21. Hukuk Dairesi 2016/2157 E. , 2017/3937 K.
"İçtihat Metni"MAHKEMESİ :İş Mahkemesi
Davacı, davalılardan işverene ait işyerinde geçen ve Kuruma bildirilmeyen çalışmalarının tespitine karar verilmesini istemiştir.
Mahkeme ilamında belirtildiği şekilde, isteğin kabulüne karar vermiştir.
Hükmün davalılar vekillerince temyiz edilmesi üzerine temyiz isteğinin süresinde olduğu anlaşıldıktan sonra düzenlenen raporla dosyadaki kağıtlar okundu, işin gereği düşünüldü ve aşağıdaki karar tespit edildi.
K A R A R
Dava, davacının 01.01.2001 ile 30.09.2013 tarihleri arasında davalı apartmanda geçen ve Kuruma bildirilmeyen çalışmalarının tespiti istemine ilişkindir.
Mahkemece, davacının 23.02.2001 tarihinden 19.09.2013 tarihine kadar davalı işveren yanında asgari ücret ile kapıcı olarak hizmet akdi ile çalıştığının tespitine karar verilmiştir.
Davanın yasal dayanağını oluşturan 506 sayılı Yasa"nın 79/10. ve 5510 sayılı Yasa"nın 86/9. maddeleri bu tip hizmet tespiti davaları için özel bir ispat yöntemi öngörmemiş ise de, davanın niteliği kamu düzenini ilgilendirdiği ve bu nedenle özel bir duyarlılık ve özenle yürütülmesi gerektiği Yargıtay"ın ve giderek Dairemizin yerleşmiş içtihadı gereğidir.

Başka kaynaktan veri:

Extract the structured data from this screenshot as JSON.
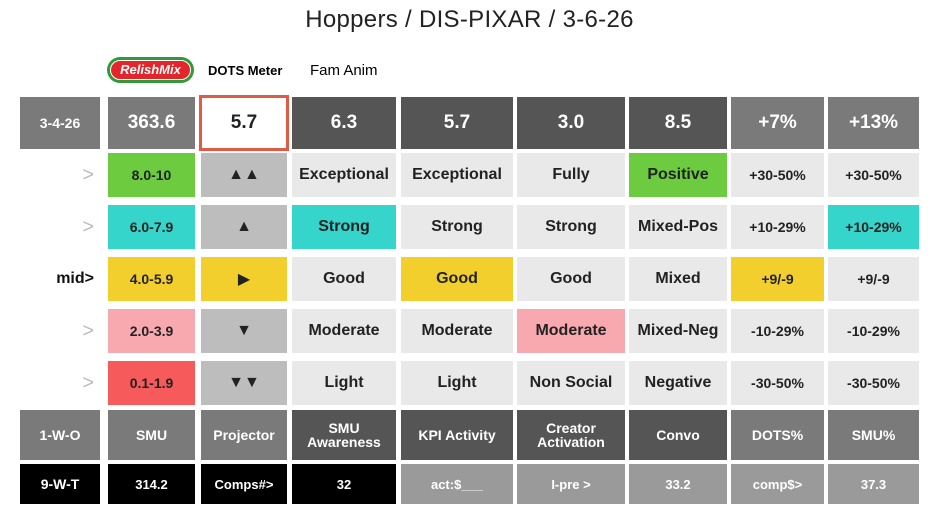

Bu tür davalarda öncelikle davacının çalışmasına ilişkin belgelerin işveren tarafından verilip verilmediği yöntemince araştırılmalıdır. Bu koşul oluşmuşsa işyerinin gerçekten var olup olmadığı kanun kapsamında veya kapsama alınacak nitelikte bulunup bulunmadığı eksiksiz bir şekilde belirlenmeli daha sonra çalışma olgusunun varlığı özel bir duyarlılıkla araştırılmalıdır. Çalışma olusu her türlü delille ispat kazanabilirse de çalışmanın konusu niteliği başlangıç ve bitiş tarihleri hususlarında tanık sözleri değerlendirilmeli, dinlenen tanıkların davacı ile aynı dönemlerde işyerinde çalışmış ve işverenin resmi kayıtlara geçmiş bordro tanıkları yada komşu işverenlerin aynı nitelikte işi yapan ve bordrolarına resmi kayıtlarına geçmiş çalışanlardan seçilmesine özen gösterilmelidir. Bu tanıkların ifadeleri ile çalışma olgusu hiçbir kuşku ve duraksamaya yer vermeyecek şekilde belirlenmelidir. Yargıtay Hukuk Genel Kurulunun 16.9.1999 gün 1999/21-510-527, 30.6.1999 gün 1999/21-549-555- 3.11.2004 gün 2004/21- 480-579 sayılı kararları da bu doğrultudadır.
Dosyadaki kayıt ve belgelerden; davacının sigortalı tescili bulunmadığı,davalı apartmanın tespit istenen dönemde kanun kapsamında olmadığı,Kuruma bordro verilmediği, davacının eşi ile apartman yönetimi arasında kapıcı dairesinin kiralanmasına ilişkin 01.08.2006 tarihli sözleşme bulunduğu ,mahalle muhtarlığınca davacının 23.02.2001 ile 2013 yılları arasında davalı apartmanın kapıcı dairesinde ikamet ettiğinin bildirildiği, tanıkların dinlendiği ,ancak mahkemece resen komşu işyeri araştırması yapılarak tarafsız tanıkların beyanına başvurulmadığı gibi davalı apartmanın hangi tarihten itibaren doğalgaz kullanımına başladığı, kaç katlı, kaç daireli olduğu ,davacının apartmandaki görevleri konusunda yeterli inceleme yapılmadan karar verildiği anlaşılmaktadır.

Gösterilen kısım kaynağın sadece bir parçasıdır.